Alternative energy forms (magnetic, microwave, ultrasound) for process intensification and enhanced metal recovery
Leaching of metals is accelerated by microwave irradiation or ultrasound, but it is also possible to get more selective leaching by these methods. Separation of paramagnetic from diamagnetic metal ions by strong magnetic fields is an innovative new approach to the separation of mixtures of metal ions.
From batch to continuous processes
With the transition of batch to continuous, the size of reactors can be deceased and transport processes (mass and heat transfer, mixing) can occur much more effectively. This allows miniaturization of the reactors without losing on productivity, thus leading to reduced inventory, higher yields and reduced losses of material and energy. Continuous flow systems for solvent extraction allow for highly effective metal separation and purification. Performing crystallization in flow devices enables quicker nucleation and better control over crystal and particle properties.
Prof. Tom Van Gerven has a background in chemical engineering and is a specialist in process intensification using localised energy and alternative energy forms (ultrasound, light, microwaves etc.). Prof. Van Gerven’s role in RARE³ is the application of process intensification techniques to the leaching of low grade ores and industrial process residues and to the solvent extraction. This includes ultrasound- and microwave-assisted leaching, light-assisted separations and the use of microflow reactors for solvent extraction.
Prof. Koen Binnemans is a world-leading expert in the chemistry of REEs, the environmentally-friendly use of ILs in solvent extraction, critical metal recovery and solvometallurgy. Author of more than 200 papers on REEs (420 papers in total) with a h-index of 62 (69 according to Google Scholar) and over 16000 citations. General coordinator of EU FP7 MC-ITN EREAN, H2020 MSCA-ETNs REDMUD, DEMETER and SOCRATES, ERC Advanced Grant holder (SOLCRIMET) and Steering Committee Member of ERECON (DG Growth)
Prof. Georgios Stefanidis is an associate professor at the Faculty of Engineering Science and head of the Subdivision Alternative Energies. His research topics include process intensification, chemical reactor engineering and alternative energy forms and transfer mechanisms (microwaves, plasma).

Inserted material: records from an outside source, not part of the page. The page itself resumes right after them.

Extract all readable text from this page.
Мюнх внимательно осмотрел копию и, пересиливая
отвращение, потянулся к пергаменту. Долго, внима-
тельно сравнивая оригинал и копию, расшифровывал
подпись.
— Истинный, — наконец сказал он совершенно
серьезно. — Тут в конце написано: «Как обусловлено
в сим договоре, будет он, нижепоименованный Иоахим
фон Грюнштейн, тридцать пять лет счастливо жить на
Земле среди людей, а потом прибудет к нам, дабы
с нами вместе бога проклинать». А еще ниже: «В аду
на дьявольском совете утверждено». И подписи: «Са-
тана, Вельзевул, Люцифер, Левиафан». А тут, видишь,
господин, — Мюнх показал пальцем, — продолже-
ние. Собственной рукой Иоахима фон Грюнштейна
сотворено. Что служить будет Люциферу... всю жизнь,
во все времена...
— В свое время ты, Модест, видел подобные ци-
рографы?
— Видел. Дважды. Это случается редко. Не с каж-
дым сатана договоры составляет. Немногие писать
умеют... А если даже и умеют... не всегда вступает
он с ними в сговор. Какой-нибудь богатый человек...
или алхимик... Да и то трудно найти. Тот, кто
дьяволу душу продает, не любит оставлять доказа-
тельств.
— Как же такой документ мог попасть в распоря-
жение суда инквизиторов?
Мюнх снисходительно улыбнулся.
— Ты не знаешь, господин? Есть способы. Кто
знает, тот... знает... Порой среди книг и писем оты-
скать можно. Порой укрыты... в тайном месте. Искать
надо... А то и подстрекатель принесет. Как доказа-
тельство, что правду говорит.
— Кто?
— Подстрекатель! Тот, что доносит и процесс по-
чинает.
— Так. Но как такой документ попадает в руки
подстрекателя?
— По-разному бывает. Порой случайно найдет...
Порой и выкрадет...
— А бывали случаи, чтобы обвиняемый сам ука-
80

Prof. Simon Kuhn is an Associate Professor at the Faculty of Engineering Katholieke Universiteit Leuven in Process Engineering for Sustainable Systems
Department of Chemical Engineering. His research interests include Multiphase flows, microfluidics, scale-up, transport processes, Experimental fluid mechanics: particle image velocimetry (PIV), laser-induced fluorescence (LIF) and Computational fluid dynamics: turbulence modeling, large-eddy simulations, multiphase flow simulations (VOF).
Prof. Jan Fransaer is a full professor of chemistry (Department of Materials Engineering). His research group has a tradition in experimental & computational electrochemistry. More than 100 peer reviewed publications and 11 patents in this field. He was involved in 7 EU projects (2 as coordinator) on electrodeposition. The group made significant contributions to the practical and theoretical understanding of the electrodeposition of particles together with metals, and was one of the first to study this process using non-aqueous electrolytes.